Guns, masks and conspiracy theories. These have been controversial issues brewing for months, and even years, between political parties and legislators that now seem to be at boiling point on Capitol Hill.
Tensions in Congress have been high in the past, but the rhetoric of the last few months is not business as usual.
Julian Zelizer, a professor of political history at Princeton University, told USA Today the current climate is one of the bad moments in American history.
Compared to the days before the Civil War, in the 19th century, and the 1960s, Julian Zelizer said, today is at least like those, and in some ways, it’s worse. Though members may not be attacking each other physically as they did in the 19th century, sometimes it feels like they’re getting close.
Now, points of contention have appeared to have reached a crescendo, and have been magnified by the Capitol riot, and here are some of the problems that have legislators angrier with one another now than in recent history.
The 117th Congress brought in a new set of legislators, including some linked to right-wing fringe movements, including the QAnon conspiracy movement, which baselessly claims a deep state cabal of paedophiles tried to bring down Donald Trump, amongst others.
Representatives Lauren Boebert of Colorado and Marjorie Taylor Greene of Georgia are two of the rookie legislators most known for supporting QAnon ideas.
Taylor Greene has been a particular cracking point on Capitol Hill over the tolerance of conspiracy theories and the discourse that frequently accompanies them.
The Democratic-led House last month voted principally along party lines to remove Taylor Greene from her two committees for a litany of incendiary, conspiratorial and menacing social media posts before she was elected, which included questioning whether the 9/11 terrorist attacks ever happened, stalking and taunting a teen survivor of the bloody Marjory Stoneman Douglas High School shooting, and implying that space lasers were causing lethal wildfires in California.
The floor debate over Taylor Greene, in a chamber already motivated by division and distrust, turned bleak as House members took turns arguing not just about Greene’s particular conduct but what it said about House members who demanded or opposed her punishment.

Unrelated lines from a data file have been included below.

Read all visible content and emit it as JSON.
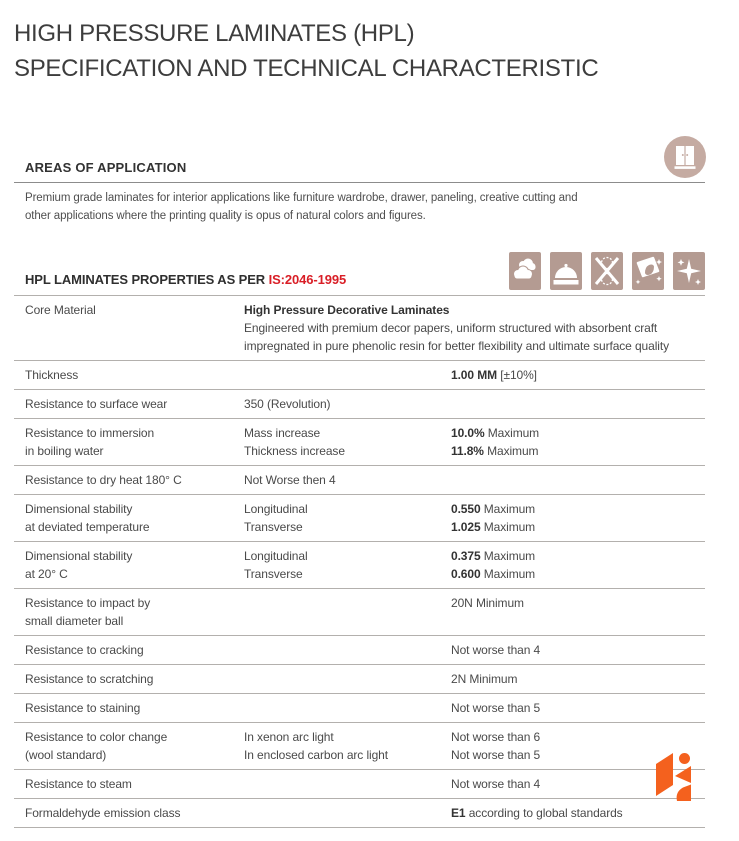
{
  "title": {
    "line1": "HIGH PRESSURE LAMINATES (HPL)",
    "line2": "SPECIFICATION AND TECHNICAL CHARACTERISTIC"
  },
  "areas": {
    "heading": "AREAS OF APPLICATION",
    "body_line1": "Premium grade laminates for interior applications like furniture wardrobe, drawer, paneling, creative cutting and",
    "body_line2": "other applications where the printing quality is opus of natural colors and figures."
  },
  "properties": {
    "heading_prefix": "HPL LAMINATES PROPERTIES AS PER ",
    "heading_standard": "IS:2046-1995"
  },
  "icons": {
    "application_badge": "wardrobe-icon",
    "features": [
      "clouds-icon",
      "dome-abrasion-icon",
      "termite-proof-icon",
      "wipe-clean-icon",
      "shine-sparkle-icon"
    ]
  },
  "colors": {
    "accent_red": "#d91e26",
    "icon_tan": "#b49b92",
    "badge_tan": "#c5aba2",
    "logo_orange": "#f4611e",
    "line_gray": "#b3b0ad"
  },
  "table": {
    "rows": [
      {
        "wide": true,
        "label": [
          [
            {
              "t": "Core Material"
            }
          ]
        ],
        "mid": [
          [
            {
              "t": "High Pressure Decorative Laminates",
              "b": true
            }
          ],
          [
            {
              "t": "Engineered with premium decor papers, uniform structured with absorbent craft"
            }
          ],
          [
            {
              "t": "impregnated in pure phenolic resin for better flexibility and ultimate surface quality"
            }
          ]
        ],
        "value": []
      },
      {
        "label": [
          [
            {
              "t": "Thickness"
            }
          ]
        ],
        "mid": [],
        "value": [
          [
            {
              "t": "1.00 MM",
              "b": true
            },
            {
              "t": "  [±10%]"
            }
          ]
        ]
      },
      {
        "label": [
          [
            {
              "t": "Resistance to surface wear"
            }
          ]
        ],
        "mid": [
          [
            {
              "t": "350 (Revolution)"
            }
          ]
        ],
        "value": []
      },
      {
        "label": [
          [
            {
              "t": "Resistance to immersion"
            }
          ],
          [
            {
              "t": "in boiling water"
            }
          ]
        ],
        "mid": [
          [
            {
              "t": "Mass increase"
            }
          ],
          [
            {
              "t": "Thickness increase"
            }
          ]
        ],
        "value": [
          [
            {
              "t": "10.0%",
              "b": true
            },
            {
              "t": " Maximum"
            }
          ],
          [
            {
              "t": "11.8%",
              "b": true
            },
            {
              "t": " Maximum"
            }
          ]
        ]
      },
      {
        "label": [
          [
            {
              "t": "Resistance to dry heat 180° C"
            }
          ]
        ],
        "mid": [
          [
            {
              "t": "Not Worse then 4"
            }
          ]
        ],
        "value": []
      },
      {
        "label": [
          [
            {
              "t": "Dimensional stability"
            }
          ],
          [
            {
              "t": "at deviated temperature"
            }
          ]
        ],
        "mid": [
          [
            {
              "t": "Longitudinal"
            }
          ],
          [
            {
              "t": "Transverse"
            }
          ]
        ],
        "value": [
          [
            {
              "t": "0.550",
              "b": true
            },
            {
              "t": " Maximum"
            }
          ],
          [
            {
              "t": "1.025",
              "b": true
            },
            {
              "t": " Maximum"
            }
          ]
        ]
      },
      {
        "label": [
          [
            {
              "t": "Dimensional stability"
            }
          ],
          [
            {
              "t": "at 20° C"
            }
          ]
        ],
        "mid": [
          [
            {
              "t": "Longitudinal"
            }
          ],
          [
            {
              "t": "Transverse"
            }
          ]
        ],
        "value": [
          [
            {
              "t": "0.375",
              "b": true
            },
            {
              "t": " Maximum"
            }
          ],
          [
            {
              "t": "0.600",
              "b": true
            },
            {
              "t": " Maximum"
            }
          ]
        ]
      },
      {
        "label": [
          [
            {
              "t": "Resistance to impact by"
            }
          ],
          [
            {
              "t": "small diameter ball"
            }
          ]
        ],
        "mid": [],
        "value": [
          [
            {
              "t": "20N Minimum"
            }
          ]
        ]
      },
      {
        "label": [
          [
            {
              "t": "Resistance to cracking"
            }
          ]
        ],
        "mid": [],
        "value": [
          [
            {
              "t": "Not worse than 4"
            }
          ]
        ]
      },
      {
        "label": [
          [
            {
              "t": "Resistance to scratching"
            }
          ]
        ],
        "mid": [],
        "value": [
          [
            {
              "t": "2N Minimum"
            }
          ]
        ]
      },
      {
        "label": [
          [
            {
              "t": "Resistance to staining"
            }
          ]
        ],
        "mid": [],
        "value": [
          [
            {
              "t": "Not worse than 5"
            }
          ]
        ]
      },
      {
        "label": [
          [
            {
              "t": "Resistance to color change"
            }
          ],
          [
            {
              "t": "(wool standard)"
            }
          ]
        ],
        "mid": [
          [
            {
              "t": "In xenon arc light"
            }
          ],
          [
            {
              "t": "In enclosed carbon arc light"
            }
          ]
        ],
        "value": [
          [
            {
              "t": "Not worse than 6"
            }
          ],
          [
            {
              "t": "Not worse than 5"
            }
          ]
        ]
      },
      {
        "label": [
          [
            {
              "t": "Resistance to steam"
            }
          ]
        ],
        "mid": [],
        "value": [
          [
            {
              "t": "Not worse than 4"
            }
          ]
        ]
      },
      {
        "label": [
          [
            {
              "t": "Formaldehyde emission class"
            }
          ]
        ],
        "mid": [],
        "value": [
          [
            {
              "t": "E1",
              "b": true
            },
            {
              "t": "  according to global standards"
            }
          ]
        ]
      }
    ]
  }
}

On top of QAnon and other right-wing extremist beliefs, 147 congressional Republicans expedited misleading claims that Donald Trump won the presidential election and voted to not accept election results in Arizona and Pennsylvania.
But this is what happens when othering and demonisation become the norm. When the extremes on each end of the political rainbow silence the moderate voices in the middle.
It’s the fault of both sides, and there’s no way back but for the moderate voices in both parties to reclaim the centre, and it wouldn’t be so sad if they didn’t act like bitter, pretentious high schoolers, all belonging to their own clicks and behaving literally like spiteful children.
They all just act like attention seekers, go-getters, narcissists, seekers to condemn others and not taking a serious role in what they’re there to do, and it makes me question how these cult members get elected into Congress.
And I do not doubt that there are numerous in the closet in Congress who are at the point of coming out of the cupboard.
They’re a pretty reckless bunch of people who will end up doing more harm than good for the American people, and the fence needs to be taken down as quickly as possible because if they can’t protect their people, then they shouldn’t be protected either.